We will develop Ukiyo-e-Seq, an integrated approach to generate paired optical and transcriptomic data from individual, uncultured eukaryotic plankton. The methodology will combine environmental sampling, optical microscopy, robot-assisted capture, and transcriptomics into a unified workflow.

Our approach will involve collecting ocean water samples using plankton nets, followed by size selection using tea sieves and filter paper to remove particles larger than 1mm and smaller than 25μm. We will use microscope-mounted cell pickers to image organisms in brightfield and three epifluorescence channels, then transfer selected organisms using glass capillaries into wells of microtiter plates. We will prepare libraries for single-well RNA sequencing using Smart-seq2 adapted to 384-well plates.

For transcriptomic analysis, we will develop a merge-split strategy to address the challenge of reference genome unavailability for most oceanic species. This approach will involve: (i) pooling reads from all wells and assembling them to form a common reference, then (ii) aligning reads from each well against this reference separately. We will use rnaSpades for de novo assembly and compile read numbers from each sample that align to each contig into a single matrix.

We will perform taxonomic classification using Kraken 2 against large databases of metagenomic and metatranscriptomic data to understand taxonomic identity despite lack of reference genomes. For functional characterization, we will identify open reading frames (ORFs) in contigs using NCBI ORF finder, functionally annotate ORFs, and extract specific pathway components of interest.

## Experiment Design

We will demonstrate our method by collecting 1 liter of ocean water from Wiley's Baths near Coogee, NSW, Australia on two separate occasions using plankton nets. We will process samples through tea sieves and filter paper for size selection, with additional centrifugation and sedimentation steps. Using the microscope-mounted cell picker, we will image and sequence 66 wells plus 4 negative control wells.

For each selected organism, we will capture brightfield images and, for a subset, additional epifluorescence images at emission wavelengths of 515, 595, and 681 nm before capture.
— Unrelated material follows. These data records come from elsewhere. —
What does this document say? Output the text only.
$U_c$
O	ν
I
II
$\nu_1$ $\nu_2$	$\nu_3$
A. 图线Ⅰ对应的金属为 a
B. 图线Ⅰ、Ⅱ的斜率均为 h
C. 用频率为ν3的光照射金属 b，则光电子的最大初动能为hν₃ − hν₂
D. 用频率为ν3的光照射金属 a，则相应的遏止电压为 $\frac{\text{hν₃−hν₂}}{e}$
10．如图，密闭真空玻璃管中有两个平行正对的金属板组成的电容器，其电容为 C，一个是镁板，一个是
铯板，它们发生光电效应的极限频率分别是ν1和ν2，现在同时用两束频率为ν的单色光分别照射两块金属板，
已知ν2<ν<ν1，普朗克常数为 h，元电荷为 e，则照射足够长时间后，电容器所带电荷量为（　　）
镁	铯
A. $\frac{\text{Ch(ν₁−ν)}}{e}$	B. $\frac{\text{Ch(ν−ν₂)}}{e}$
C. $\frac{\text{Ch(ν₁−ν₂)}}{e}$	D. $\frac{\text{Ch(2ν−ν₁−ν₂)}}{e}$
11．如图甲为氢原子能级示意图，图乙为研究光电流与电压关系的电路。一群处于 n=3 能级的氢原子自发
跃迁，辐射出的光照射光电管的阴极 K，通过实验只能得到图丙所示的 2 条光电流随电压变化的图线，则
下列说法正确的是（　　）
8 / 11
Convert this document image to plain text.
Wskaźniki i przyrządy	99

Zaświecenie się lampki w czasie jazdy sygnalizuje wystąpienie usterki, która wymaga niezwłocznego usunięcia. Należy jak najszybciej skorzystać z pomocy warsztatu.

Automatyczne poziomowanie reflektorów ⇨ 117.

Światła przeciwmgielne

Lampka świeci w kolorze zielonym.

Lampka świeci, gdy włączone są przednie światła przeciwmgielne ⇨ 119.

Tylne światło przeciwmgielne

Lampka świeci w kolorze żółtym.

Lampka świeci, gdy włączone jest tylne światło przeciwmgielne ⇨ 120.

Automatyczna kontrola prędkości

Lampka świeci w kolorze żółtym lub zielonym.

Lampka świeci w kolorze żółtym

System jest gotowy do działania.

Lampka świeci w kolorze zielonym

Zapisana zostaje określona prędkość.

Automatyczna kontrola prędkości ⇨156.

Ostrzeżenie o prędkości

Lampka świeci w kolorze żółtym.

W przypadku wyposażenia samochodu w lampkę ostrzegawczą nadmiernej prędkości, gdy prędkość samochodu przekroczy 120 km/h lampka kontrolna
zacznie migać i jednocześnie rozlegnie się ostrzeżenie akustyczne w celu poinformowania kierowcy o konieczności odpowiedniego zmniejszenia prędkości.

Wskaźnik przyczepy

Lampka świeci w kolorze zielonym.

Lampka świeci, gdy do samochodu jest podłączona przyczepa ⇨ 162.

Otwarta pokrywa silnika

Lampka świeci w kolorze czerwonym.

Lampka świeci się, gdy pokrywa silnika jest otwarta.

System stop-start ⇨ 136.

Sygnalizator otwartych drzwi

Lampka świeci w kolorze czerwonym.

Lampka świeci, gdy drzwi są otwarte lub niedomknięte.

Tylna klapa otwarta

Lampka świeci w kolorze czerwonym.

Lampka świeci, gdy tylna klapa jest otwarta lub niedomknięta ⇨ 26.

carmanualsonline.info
We will confirm successful picking with post-capture brightfield images. Following cell capture, we will store lysis plates at -80°C before processing.

We will perform cDNA synthesis following the Smart-seq2 protocol, with reverse transcription at 42°C for 90 minutes followed by 70°C for 5 minutes. PCR amplification will use 26 cycles with specific temperature cycling parameters. We will normalize cDNA concentrations to 1.4 ng/μl and prepare libraries using the Nextera XT kit with 15 cycles of PCR, followed by bead purification using Agencourt Ampure XP magnetic beads.

Libraries will be sequenced on Illumina NextSeq 500 using reagent v3 kit (2×300 bases) at approximately 250,000 read pairs per well. We will filter reads using Trimmomatic and remove template switch oligo sequences and sequencing artifacts using custom scripts.

For analysis, we will visualize expression patterns of the top five most highly expressed contigs from each well to identify both "public" contigs (spanning most samples from single collection days) and "private" contigs (highly expressed in single wells only). We will assess taxonomic composition across all four superkingdoms and examine individual well phylogenies for taxonomic clarity and coexistence patterns.

To demonstrate functional applications, we will focus on photosynthetic organisms by identifying ORFs assigned to KEGG photosystem I and II complexes. We will use AlphaFold 3 to predict three-dimensional structures of protein complexes from individual organisms. For developmental analysis, we will examine highly expressed contigs from fish egg/larva samples to identify novel proteins related to cell cycle and embryonic development pathways.